2014-01-06 19:44:17 | 書評:小説(ミステリー・ホラー)
フラテイの暗号 (創元推理文庫)
クリエーター情報なし
東京創元社


 アイスランドのブレイザフィヨルズル湾に浮かぶフラテイ島を舞台にした、アイスランド・ミステリー、「フラテイの暗号」(ヴィクトル・アルナル・インゴウルフソン/北川和代:創元社文庫)。時は1960年。
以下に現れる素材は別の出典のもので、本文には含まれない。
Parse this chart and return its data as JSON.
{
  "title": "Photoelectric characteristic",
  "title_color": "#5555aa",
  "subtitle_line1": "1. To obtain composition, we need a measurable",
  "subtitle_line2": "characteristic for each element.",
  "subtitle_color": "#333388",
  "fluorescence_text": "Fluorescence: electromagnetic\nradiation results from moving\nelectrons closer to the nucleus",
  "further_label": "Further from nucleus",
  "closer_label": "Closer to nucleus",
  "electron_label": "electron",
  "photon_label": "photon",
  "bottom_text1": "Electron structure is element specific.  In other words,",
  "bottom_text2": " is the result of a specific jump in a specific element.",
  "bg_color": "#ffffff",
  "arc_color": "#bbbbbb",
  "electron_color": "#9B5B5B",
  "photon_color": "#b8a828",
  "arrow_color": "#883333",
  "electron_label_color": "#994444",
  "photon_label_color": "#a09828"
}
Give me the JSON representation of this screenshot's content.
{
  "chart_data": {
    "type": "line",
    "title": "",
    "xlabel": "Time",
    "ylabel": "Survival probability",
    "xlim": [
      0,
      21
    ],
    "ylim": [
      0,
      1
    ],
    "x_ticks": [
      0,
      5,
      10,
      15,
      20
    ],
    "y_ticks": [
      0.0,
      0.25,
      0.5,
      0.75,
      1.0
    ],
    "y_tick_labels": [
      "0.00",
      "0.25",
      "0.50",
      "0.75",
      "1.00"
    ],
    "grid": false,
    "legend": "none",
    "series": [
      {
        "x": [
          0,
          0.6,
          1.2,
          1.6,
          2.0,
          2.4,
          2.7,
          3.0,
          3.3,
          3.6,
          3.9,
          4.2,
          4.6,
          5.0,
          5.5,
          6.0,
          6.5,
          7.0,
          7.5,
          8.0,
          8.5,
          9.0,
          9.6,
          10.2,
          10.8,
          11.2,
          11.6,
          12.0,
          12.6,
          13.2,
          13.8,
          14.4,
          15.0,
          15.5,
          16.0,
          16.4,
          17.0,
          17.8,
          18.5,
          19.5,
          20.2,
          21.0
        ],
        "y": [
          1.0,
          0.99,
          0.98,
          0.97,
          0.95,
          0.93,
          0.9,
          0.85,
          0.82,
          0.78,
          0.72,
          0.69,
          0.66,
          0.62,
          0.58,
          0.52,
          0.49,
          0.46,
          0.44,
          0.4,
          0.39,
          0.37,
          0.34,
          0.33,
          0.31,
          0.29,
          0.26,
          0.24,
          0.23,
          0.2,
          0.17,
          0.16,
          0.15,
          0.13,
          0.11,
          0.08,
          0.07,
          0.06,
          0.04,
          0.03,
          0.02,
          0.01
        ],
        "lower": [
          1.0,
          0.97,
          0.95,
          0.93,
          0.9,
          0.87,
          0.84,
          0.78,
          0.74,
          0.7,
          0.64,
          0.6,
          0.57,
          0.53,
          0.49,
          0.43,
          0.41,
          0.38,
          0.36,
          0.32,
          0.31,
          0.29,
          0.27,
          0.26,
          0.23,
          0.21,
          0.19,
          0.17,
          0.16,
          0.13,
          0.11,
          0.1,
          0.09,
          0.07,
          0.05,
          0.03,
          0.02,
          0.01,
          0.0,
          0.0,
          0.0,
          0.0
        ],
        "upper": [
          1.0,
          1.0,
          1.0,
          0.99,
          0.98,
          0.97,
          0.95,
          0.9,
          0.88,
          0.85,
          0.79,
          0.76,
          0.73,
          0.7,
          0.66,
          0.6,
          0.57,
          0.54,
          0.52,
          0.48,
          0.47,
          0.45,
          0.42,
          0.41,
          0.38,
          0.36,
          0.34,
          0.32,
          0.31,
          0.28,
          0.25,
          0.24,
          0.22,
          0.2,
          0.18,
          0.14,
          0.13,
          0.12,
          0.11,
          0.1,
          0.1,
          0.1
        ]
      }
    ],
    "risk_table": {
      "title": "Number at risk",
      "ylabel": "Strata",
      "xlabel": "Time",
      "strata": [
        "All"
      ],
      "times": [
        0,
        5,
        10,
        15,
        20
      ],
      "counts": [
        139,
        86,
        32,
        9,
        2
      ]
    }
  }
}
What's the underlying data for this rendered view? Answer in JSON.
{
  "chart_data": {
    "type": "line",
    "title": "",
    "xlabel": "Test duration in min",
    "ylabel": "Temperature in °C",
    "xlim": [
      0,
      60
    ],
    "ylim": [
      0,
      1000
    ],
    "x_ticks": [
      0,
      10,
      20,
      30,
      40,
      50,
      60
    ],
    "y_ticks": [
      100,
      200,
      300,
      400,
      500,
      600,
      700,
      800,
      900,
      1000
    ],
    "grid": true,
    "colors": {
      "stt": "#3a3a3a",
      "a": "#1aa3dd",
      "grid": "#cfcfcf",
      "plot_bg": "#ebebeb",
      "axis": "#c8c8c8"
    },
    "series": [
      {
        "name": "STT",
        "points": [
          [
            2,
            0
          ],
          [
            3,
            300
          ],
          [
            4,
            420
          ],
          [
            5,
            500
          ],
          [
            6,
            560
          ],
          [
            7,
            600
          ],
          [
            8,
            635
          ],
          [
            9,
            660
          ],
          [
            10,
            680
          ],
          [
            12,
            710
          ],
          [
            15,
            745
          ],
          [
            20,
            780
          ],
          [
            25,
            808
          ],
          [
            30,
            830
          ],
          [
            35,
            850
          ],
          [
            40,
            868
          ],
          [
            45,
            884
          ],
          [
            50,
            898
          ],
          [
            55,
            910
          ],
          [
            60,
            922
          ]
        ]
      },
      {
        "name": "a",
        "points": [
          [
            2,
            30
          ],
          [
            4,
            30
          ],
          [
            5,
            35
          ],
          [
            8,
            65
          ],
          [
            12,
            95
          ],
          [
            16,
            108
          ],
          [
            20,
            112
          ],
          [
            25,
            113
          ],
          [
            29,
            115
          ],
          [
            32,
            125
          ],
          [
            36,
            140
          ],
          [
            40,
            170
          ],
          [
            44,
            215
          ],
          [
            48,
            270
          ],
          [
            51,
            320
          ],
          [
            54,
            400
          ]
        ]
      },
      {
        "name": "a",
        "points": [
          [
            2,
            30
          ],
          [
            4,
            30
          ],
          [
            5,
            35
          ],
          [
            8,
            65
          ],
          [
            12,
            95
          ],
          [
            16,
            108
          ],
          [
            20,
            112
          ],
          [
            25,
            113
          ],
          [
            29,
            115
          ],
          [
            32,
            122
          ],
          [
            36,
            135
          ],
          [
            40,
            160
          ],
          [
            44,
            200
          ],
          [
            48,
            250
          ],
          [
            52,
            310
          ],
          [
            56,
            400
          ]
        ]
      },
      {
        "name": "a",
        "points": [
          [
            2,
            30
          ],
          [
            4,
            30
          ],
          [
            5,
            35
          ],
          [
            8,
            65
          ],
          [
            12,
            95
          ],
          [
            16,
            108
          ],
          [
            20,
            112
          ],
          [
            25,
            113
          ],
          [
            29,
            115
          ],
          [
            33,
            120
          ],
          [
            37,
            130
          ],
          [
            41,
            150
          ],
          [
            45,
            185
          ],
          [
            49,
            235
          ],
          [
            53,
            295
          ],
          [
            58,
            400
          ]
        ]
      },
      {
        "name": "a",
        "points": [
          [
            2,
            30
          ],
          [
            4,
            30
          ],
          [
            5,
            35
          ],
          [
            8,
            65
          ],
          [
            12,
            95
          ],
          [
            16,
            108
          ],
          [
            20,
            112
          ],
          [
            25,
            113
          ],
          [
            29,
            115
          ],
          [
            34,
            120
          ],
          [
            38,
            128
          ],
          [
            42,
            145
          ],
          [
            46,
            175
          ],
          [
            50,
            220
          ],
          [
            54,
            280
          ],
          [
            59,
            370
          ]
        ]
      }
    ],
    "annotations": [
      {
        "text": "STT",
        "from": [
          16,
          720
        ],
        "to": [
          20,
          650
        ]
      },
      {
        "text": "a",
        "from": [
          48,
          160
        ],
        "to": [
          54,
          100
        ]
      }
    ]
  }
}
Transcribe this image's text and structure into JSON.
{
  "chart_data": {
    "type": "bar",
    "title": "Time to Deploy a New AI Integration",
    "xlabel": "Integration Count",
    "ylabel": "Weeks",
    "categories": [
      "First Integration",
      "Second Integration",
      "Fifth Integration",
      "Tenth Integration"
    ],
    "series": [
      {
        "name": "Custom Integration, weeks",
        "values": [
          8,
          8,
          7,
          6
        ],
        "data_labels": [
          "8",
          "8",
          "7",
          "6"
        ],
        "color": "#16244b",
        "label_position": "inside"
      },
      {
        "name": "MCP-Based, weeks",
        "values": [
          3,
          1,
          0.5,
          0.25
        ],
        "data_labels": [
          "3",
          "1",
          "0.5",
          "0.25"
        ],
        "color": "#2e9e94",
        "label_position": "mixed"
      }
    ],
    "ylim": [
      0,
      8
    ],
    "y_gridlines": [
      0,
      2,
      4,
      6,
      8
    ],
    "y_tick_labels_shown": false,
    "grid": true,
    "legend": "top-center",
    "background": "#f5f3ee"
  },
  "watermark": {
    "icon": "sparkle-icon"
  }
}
作中では、ラジオのニュースにソ連のフルシチョフ首相に関することが流れたりと、さりげなくその時代を演出している。

 フラテイ島に住む少年ノンニは、祖父、父と共に、アザラシ猟に訪れた無人島ケーティルセイ島で死体を発見する。死体のポケットには、フラテイの書のオリジナル写本に記せられていた献辞の言葉と意味不明の言葉が記されたメモがあった。一体この人物は、何物なのか。

 島の牧師は、去年、フラテイの書の舞台を旅していた、コペンハーゲン大のロン教授ではないかと言う。教授は、フラテイの暗号と呼ばれる謎を解こうとしていたようだ。彼は、どうやってケーティルセイ島に渡ったのか?更には、レイキャヴィークから来た新聞記者が墓地で異様な死に方をしているのが発見される。

 ここで、フラテイの書とは、北欧に伝わる伝承を集めたもので、実際に存在しているものだ。しかしこの本に何か秘密が隠されていると言う訳ではない。表題の「フラテイの暗号」というのが、この作品のオリジナルの部分で、本の内容から作られたクイズのようなものと思えば良い。二人の男が死んだ事件については、その異様な死に方にも関わらず、真相は意外にあっけないものだった。この暗号を解くことこそが、本作の一番の見せ場になるのだ。

 暗号というのは、クイズを解いていって、出てきた文字を、ある規則に従って並べ替えると詩の一節が出てくるというものだ。元々日本語で書かれているものならともかく、本書は外国語からの翻訳である。訳者のあとがきを読むと、ドイツ語からの翻訳だそうだが、日本語に直してもちゃんと意味が通るようにするのは大変だっただろうと思う。しかし、訳者は、これを見事に成し遂げている。この翻訳の妙を味わうだけでも、本書を読む価値があるだろう。

 また、時代は少し昔にしても、この本からは、日本から遥かに離れたアイスランド社会の様子が色々と窺える。例えば、アイスランドの宗教だが、作中に「牧師」が出てくるので、プロテスタントが主流なんだなということが推察できる。調べてみると、ルター派が多いようだ。その他にも、地区長や教会の会衆代表という社会的な制度があったり、アザラシやウミウを食用としていたり、セグロカモメの卵でケーキを焼いたりと、興味深い事が沢山見られる。こういった民俗的な方面に興味がある方にもお勧めである。

☆☆☆☆

※本記事は、「本の宇宙」と共通掲載です。